Iceotope says its precision liquid cooling technology has achieved chip-level cooling up to and beyond 1000W, reaching an important industry milestone for overcoming the challenges of rising thermal design power.

With high-performance servers for AI workloads causing a rise in chip, server, and rack density and heat levels, data center operators are increasingly seeking sustainable liquid cooling solutions that can stop equipment from overheating and causing performance issues.

Iceotope logo in ice
– PSD Ice Art

In a new report published by the immersion cooling specialist, the company claims that, at a flow rate of 7 l/min, Iceotope’s copper-pinned KUL SINK achieved a thermal resistance of 0.039 K/W when a 1000W heat load was applied to an Intel thermal emulator. This means that when compared in like-for-like tests, the thermal performance of Iceotope’s liquid cooling solution provides an 11.4 percent improvement over other best-in-class tank immersion solutions.

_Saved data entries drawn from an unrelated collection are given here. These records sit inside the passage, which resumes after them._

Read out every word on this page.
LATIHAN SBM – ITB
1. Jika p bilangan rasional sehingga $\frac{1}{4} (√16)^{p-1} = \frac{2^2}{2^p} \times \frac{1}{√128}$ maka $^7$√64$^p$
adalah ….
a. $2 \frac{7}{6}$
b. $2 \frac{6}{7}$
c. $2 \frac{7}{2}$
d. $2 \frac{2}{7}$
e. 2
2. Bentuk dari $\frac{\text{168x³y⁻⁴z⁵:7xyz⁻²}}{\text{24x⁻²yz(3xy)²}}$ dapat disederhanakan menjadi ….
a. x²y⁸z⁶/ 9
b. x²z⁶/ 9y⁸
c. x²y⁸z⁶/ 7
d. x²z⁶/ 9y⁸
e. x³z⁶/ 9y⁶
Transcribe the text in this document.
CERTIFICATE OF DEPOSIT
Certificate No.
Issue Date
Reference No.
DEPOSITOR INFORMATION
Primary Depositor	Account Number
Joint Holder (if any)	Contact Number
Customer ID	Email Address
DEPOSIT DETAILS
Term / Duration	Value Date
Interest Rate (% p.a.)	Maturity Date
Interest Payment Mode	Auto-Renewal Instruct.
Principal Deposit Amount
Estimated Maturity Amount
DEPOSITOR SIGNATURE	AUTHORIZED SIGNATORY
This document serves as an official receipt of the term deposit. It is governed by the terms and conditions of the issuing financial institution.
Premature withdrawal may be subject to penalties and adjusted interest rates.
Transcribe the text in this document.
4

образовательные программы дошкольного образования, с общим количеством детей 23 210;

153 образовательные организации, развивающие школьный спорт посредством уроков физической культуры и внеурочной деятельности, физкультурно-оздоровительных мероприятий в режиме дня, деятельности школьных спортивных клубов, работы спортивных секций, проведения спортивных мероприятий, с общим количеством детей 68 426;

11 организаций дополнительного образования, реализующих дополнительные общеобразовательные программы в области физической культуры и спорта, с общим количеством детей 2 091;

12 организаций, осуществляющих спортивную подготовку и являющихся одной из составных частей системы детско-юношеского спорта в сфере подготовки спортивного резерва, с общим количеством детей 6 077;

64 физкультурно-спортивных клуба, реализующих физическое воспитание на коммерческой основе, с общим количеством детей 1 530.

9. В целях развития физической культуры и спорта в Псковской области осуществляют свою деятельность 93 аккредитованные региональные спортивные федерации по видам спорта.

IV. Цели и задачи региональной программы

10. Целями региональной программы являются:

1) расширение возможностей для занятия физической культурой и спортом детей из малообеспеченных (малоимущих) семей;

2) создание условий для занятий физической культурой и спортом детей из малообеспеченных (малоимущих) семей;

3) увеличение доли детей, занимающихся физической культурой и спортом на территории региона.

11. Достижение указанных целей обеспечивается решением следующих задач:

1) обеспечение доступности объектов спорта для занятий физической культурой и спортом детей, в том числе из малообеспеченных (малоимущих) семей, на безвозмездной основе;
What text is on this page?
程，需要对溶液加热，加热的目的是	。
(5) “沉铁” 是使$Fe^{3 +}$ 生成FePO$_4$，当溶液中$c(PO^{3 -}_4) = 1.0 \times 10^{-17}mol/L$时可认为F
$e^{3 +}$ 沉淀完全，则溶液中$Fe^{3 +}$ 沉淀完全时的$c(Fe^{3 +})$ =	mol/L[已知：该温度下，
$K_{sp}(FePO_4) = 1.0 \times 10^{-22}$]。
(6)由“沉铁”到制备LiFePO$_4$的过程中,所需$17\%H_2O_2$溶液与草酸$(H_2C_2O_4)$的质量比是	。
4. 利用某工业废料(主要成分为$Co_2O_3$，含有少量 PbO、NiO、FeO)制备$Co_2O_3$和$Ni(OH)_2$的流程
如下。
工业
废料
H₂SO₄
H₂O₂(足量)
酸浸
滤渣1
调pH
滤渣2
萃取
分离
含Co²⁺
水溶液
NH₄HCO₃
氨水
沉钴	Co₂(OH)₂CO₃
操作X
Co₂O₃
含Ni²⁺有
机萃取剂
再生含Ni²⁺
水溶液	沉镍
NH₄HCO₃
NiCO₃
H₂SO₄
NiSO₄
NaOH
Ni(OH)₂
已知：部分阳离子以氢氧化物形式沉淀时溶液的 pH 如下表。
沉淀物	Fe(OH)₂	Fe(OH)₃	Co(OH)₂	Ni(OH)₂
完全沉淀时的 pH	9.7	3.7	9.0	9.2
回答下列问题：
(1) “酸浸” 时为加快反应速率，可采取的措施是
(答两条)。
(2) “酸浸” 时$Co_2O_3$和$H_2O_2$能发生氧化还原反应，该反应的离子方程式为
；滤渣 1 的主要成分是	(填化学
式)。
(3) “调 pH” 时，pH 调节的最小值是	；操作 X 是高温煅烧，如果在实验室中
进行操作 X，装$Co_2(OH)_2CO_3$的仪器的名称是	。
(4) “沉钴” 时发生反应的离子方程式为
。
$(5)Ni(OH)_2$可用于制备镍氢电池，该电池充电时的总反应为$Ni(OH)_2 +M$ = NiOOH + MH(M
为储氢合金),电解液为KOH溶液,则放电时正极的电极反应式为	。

In addition, the tests found that thermal resistance remained almost constant at a given flow rate as the power was increased from 250W to 1000W, which Iceotope says demonstrates that testing at 1500W will yield the same consistency.

“Iceotope Precision Liquid Cooling technology has achieved an important industry milestone by demonstrating enhanced thermal performance capability compared to other competing liquid cooling technologies,” said Neil Edmunds, VP of product management at Iceotope.

“We are confident that future testing of our standard solution at elevated power levels will demonstrate further inherent cooling capability. Iceotope are also continuing to develop new solutions which enable even higher roadmap power levels to be attained in a safe, sustainable and scalable way.”

Founded in 2012, Sheffield-based Iceotope offers four precision liquid cooling solutions – Kul DC. Kul Micro DC, Kul Extreme, and Kul RAN – which reduce energy and water consumption and offer extreme cooling performance for data centers.

In 2022, Iceotope partnered with Meta to re-engineer an air-cooled storage system to be cooled by liquid, demonstrating that immersion cooling can be safely used with hard drive storage.

Rival cooling company JetCool last year told DCD that it was cooling undisclosed ‘bespoke’ chips that use 1500W.